O prazo dado pelo Itamaraty aos representantes da Venezuela terminaria neste sábado (2). Segundo apurou a TV Globo, quem permanecesse no Brasil seria considerado “persona non grata”, perdendo os direitos diplomáticos.

A decisão do ministro vale por dez dias. Barroso determinou que neste período o presidente Jair Bolsonaro e o Ministério das Relações Exteriores apresentem esclarecimentos ao STF.

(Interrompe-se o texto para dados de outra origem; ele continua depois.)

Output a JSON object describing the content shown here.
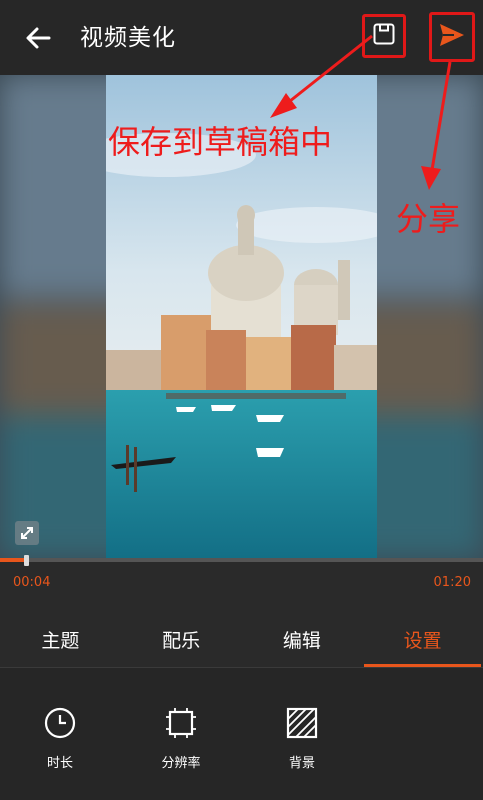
{
  "header": {
    "title": "视频美化",
    "back_icon": "back-arrow-icon",
    "save_icon": "save-icon",
    "share_icon": "send-icon"
  },
  "annotations": {
    "save_label": "保存到草稿箱中",
    "share_label": "分享"
  },
  "player": {
    "current_time": "00:04",
    "total_time": "01:20",
    "progress_fraction": 0.05,
    "expand_icon": "expand-icon"
  },
  "tabs": [
    {
      "label": "主题",
      "active": false
    },
    {
      "label": "配乐",
      "active": false
    },
    {
      "label": "编辑",
      "active": false
    },
    {
      "label": "设置",
      "active": true
    }
  ],
  "tools": [
    {
      "label": "时长",
      "icon": "clock-icon"
    },
    {
      "label": "分辨率",
      "icon": "resolution-icon"
    },
    {
      "label": "背景",
      "icon": "background-pattern-icon"
    }
  ],
  "colors": {
    "accent": "#e8561c",
    "annotation": "#ee1c1c",
    "bar_bg": "#272727"
  }
}
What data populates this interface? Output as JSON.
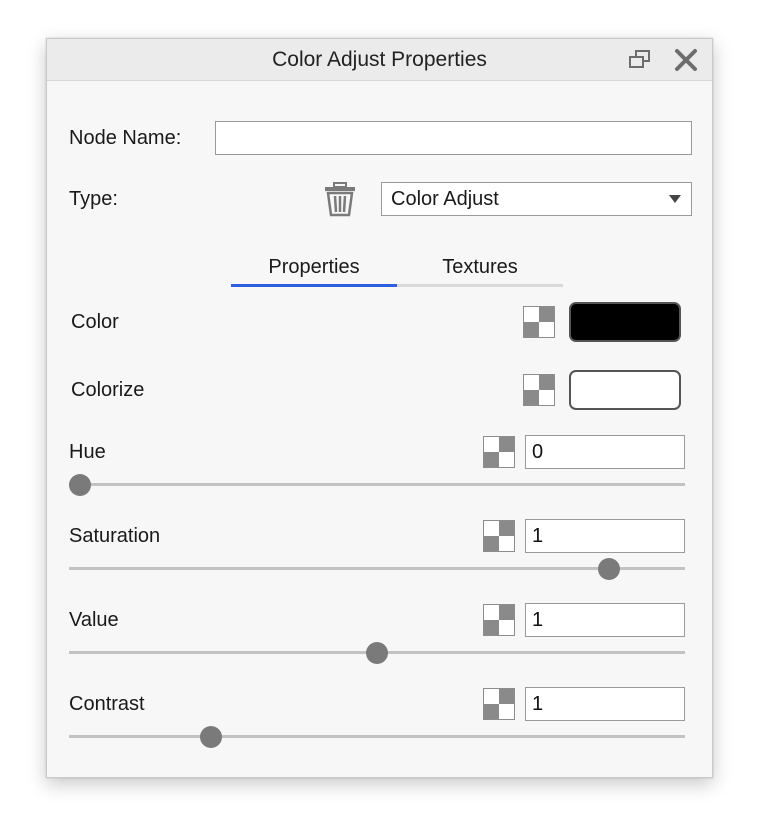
{
  "window": {
    "title": "Color Adjust Properties"
  },
  "node": {
    "label": "Node Name:",
    "value": "",
    "placeholder": ""
  },
  "type": {
    "label": "Type:",
    "selected": "Color Adjust"
  },
  "tabs": [
    {
      "label": "Properties",
      "active": true
    },
    {
      "label": "Textures",
      "active": false
    }
  ],
  "accent_color": "#3060e0",
  "color": {
    "label": "Color",
    "swatch": "#000000"
  },
  "colorize": {
    "label": "Colorize",
    "swatch": "#ffffff"
  },
  "sliders": [
    {
      "label": "Hue",
      "value": "0",
      "position": 0.0
    },
    {
      "label": "Saturation",
      "value": "1",
      "position": 0.89
    },
    {
      "label": "Value",
      "value": "1",
      "position": 0.5
    },
    {
      "label": "Contrast",
      "value": "1",
      "position": 0.22
    }
  ]
}
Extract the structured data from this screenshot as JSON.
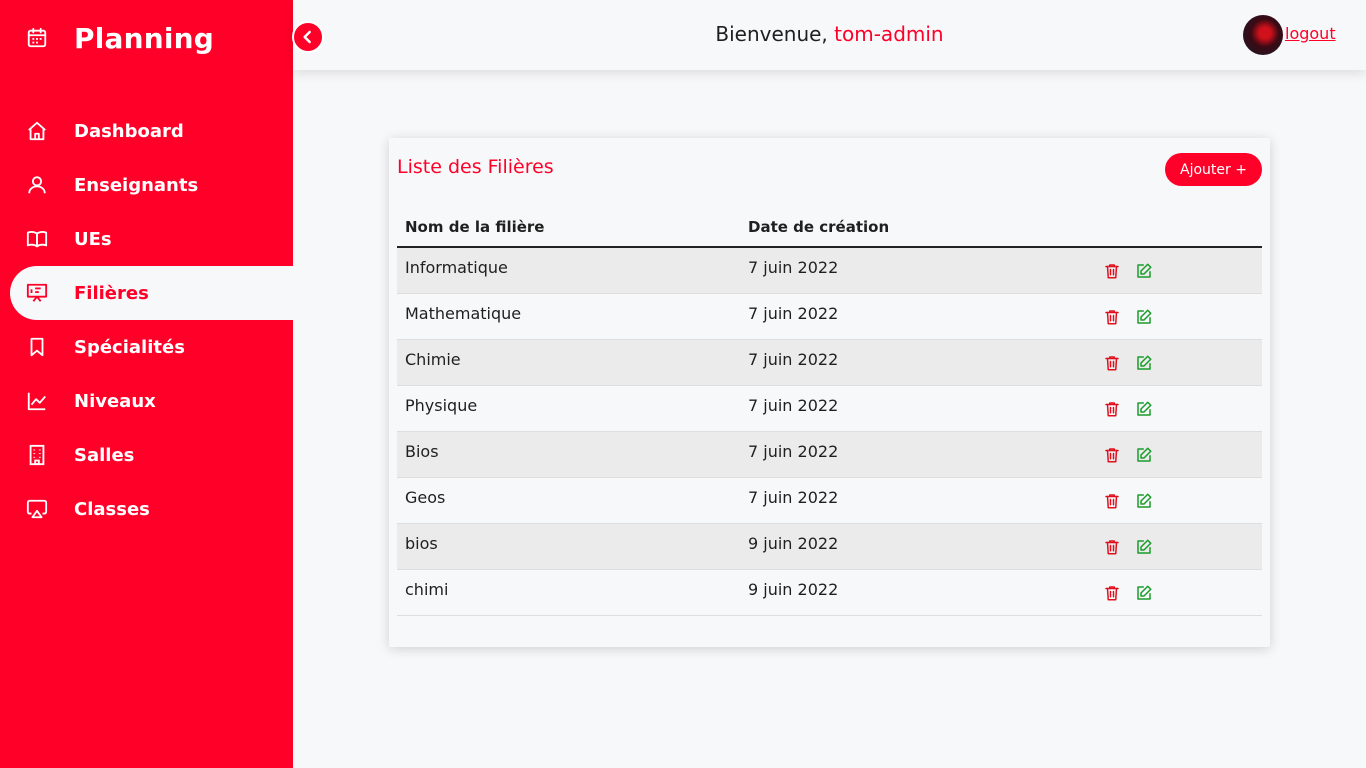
{
  "sidebar": {
    "brand": "Planning",
    "items": [
      {
        "label": "Dashboard",
        "icon": "home-icon"
      },
      {
        "label": "Enseignants",
        "icon": "user-icon"
      },
      {
        "label": "UEs",
        "icon": "book-icon"
      },
      {
        "label": "Filières",
        "icon": "presentation-icon",
        "active": true
      },
      {
        "label": "Spécialités",
        "icon": "bookmark-icon"
      },
      {
        "label": "Niveaux",
        "icon": "chart-line-icon"
      },
      {
        "label": "Salles",
        "icon": "building-icon"
      },
      {
        "label": "Classes",
        "icon": "airplay-icon"
      }
    ]
  },
  "header": {
    "welcome_prefix": "Bienvenue, ",
    "username": "tom-admin",
    "logout": "logout"
  },
  "card": {
    "title": "Liste des Filières",
    "add_label": "Ajouter +",
    "columns": [
      "Nom de la filière",
      "Date de création",
      ""
    ],
    "rows": [
      {
        "name": "Informatique",
        "date": "7 juin 2022"
      },
      {
        "name": "Mathematique",
        "date": "7 juin 2022"
      },
      {
        "name": "Chimie",
        "date": "7 juin 2022"
      },
      {
        "name": "Physique",
        "date": "7 juin 2022"
      },
      {
        "name": "Bios",
        "date": "7 juin 2022"
      },
      {
        "name": "Geos",
        "date": "7 juin 2022"
      },
      {
        "name": "bios",
        "date": "9 juin 2022"
      },
      {
        "name": "chimi",
        "date": "9 juin 2022"
      }
    ]
  },
  "colors": {
    "accent": "#ff0028",
    "edit": "#1a9c2a",
    "background": "#f7f8fa"
  }
}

Em março, o Brasil determinou a remoção de seus diplomatas que trabalhavam na Venezuela e queria que o presidente venezuelano, Nicolás Maduro, fizesse o mesmo. O governo Bolsonaro defende a saída de Maduro do poder e reconhece o presidente autodeclarado Juan Guaidó como chefe de Estado.

Barroso atendeu a um pedido do deputado federal Paulo Pimenta (PT-RS), que ingressou com um habeas corpus no STF pedindo a derrubada da ordem do Itamaraty.

Segundo o parlamentar, obrigar os venezuelanos a se deslocarem sem a devida logística, trâmites legais tradicionais e responsabilidade, em um momento de pandemia provocada por um vírus de alcance mundial, significa praticar atos da maior crueldade.